Although the type of scoring used may be more general or specific depending on the buying process, you can generally distinguish three main types of leads: » hot » (or ready to buy), » lukewarm (in the decision-making process) and » cold (who fit the profile, but have not yet started the purchase process).
For example, the information you should send to a « hot » contact is not the same as the information you should send to a « lukewarm » contact. A « hot » contact came directly to your site to quote a product or service. A « lukewarm » contact came from a web search and subscribed to your newsletter.
How do I assign qualifications to a lead?
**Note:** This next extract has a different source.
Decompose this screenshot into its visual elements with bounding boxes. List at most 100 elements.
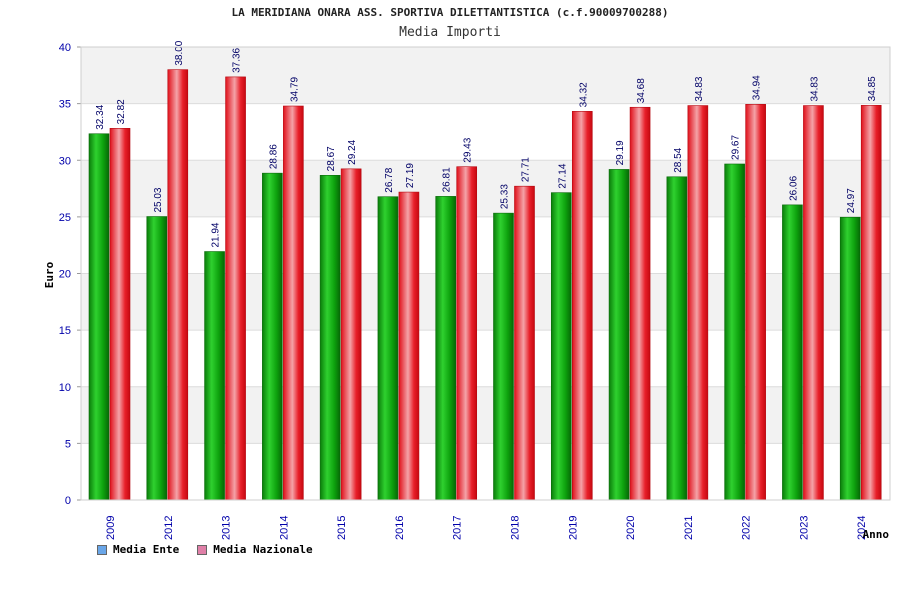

The score you assign to a lead will depend on what you know about them. In this sense, if you have an automation tool that allows you to get as much information as possible, you already have a considerable advantage.
Two types of information are used to qualify a lead: socio-demographic data related to the customer’s profile (age, gender, purchasing power, lifestyle, etc.) and data related to their search behavior. For example, some of the behavioral criteria for qualifying leads are:
- Visit of the site (which pages?);
- Frequency of visits;
- Target channel (social networks? organic search? PPC advertising?);
- Type of content you are looking for (TOFU, MOFU, BOFU);
- Registration on the site;
- Downloading content;
- Subscription to the newsletter;
- Request for information;
- Interaction with a chatbot or virtual assistant;
- Opening emails;
- Adding products to the cart;
In general, in marketing automation, lead scoring sequences are triggered by criteria that relate to both the user’s profile and the user’s behavior.
What are the differences in behavior between a B2B lead and a B2C lead?
There are several differences that you need to consider when marketing automation for B2B and B2C. However, the most important when it comes to lead scoring are:
B2B: How much do you NEED? vs. B2C: How many do you WANT?
Normally, a B2B lead only converts when they have all the technical information about the product or service. He then made a detailed comparison of virtually all available options. It is therefore normal that the purchase process is much longer and that its evolution is oriented towards:
- Product logic;
- Return on investment;
- Your knowledge of the value proposition.
On the other hand, although a B2C lead also makes comparisons before making a purchase, the emotional factor plays a much bigger role. The latter tends to decrease or « cool » over time. It is therefore essential to make the most of it as soon as it manifests itself and try to speed up the buying process as much as possible.
Different contact forms for B2B and B2C
Often, user information that is completely relevant to a B2C sale has no relevance in a B2B context, and vice versa. The first thing to avoid is to ask for information that is not absolutely necessary. Indeed, the more information you have to provide on a form, the less likely you are to complete the application.
You need to be very clear about the minimum you need to progress towards your lead in the sales funnel and focus on it. Consider that it all depends on the relationship between your product and your customers. However, generally speaking, in the case of B2B, the best strategy is to collect data in order to offer a customized solution based on objective needs. In the B2C sector, it is a customized solution based on subjective tastes.
When does the sales manager come into action?
In B2B companies, sales managers normally jump into action when the automation process gives them « lukewarm » leads. That is, they already have a considerable amount of interest and information about the product or service. However, they still need this definitive argument of confidence or a very personalized added value to make the decision.
In most B2C transactions, it is desirable that most of the process be automated. The sales manager should only be present with « hot » or ready-to-buy leads. In fact, in many sectors it is usual that the process is already completely automatic, without the intervention of a commercial agent. This is the case, for example, with e-commerce or streaming services.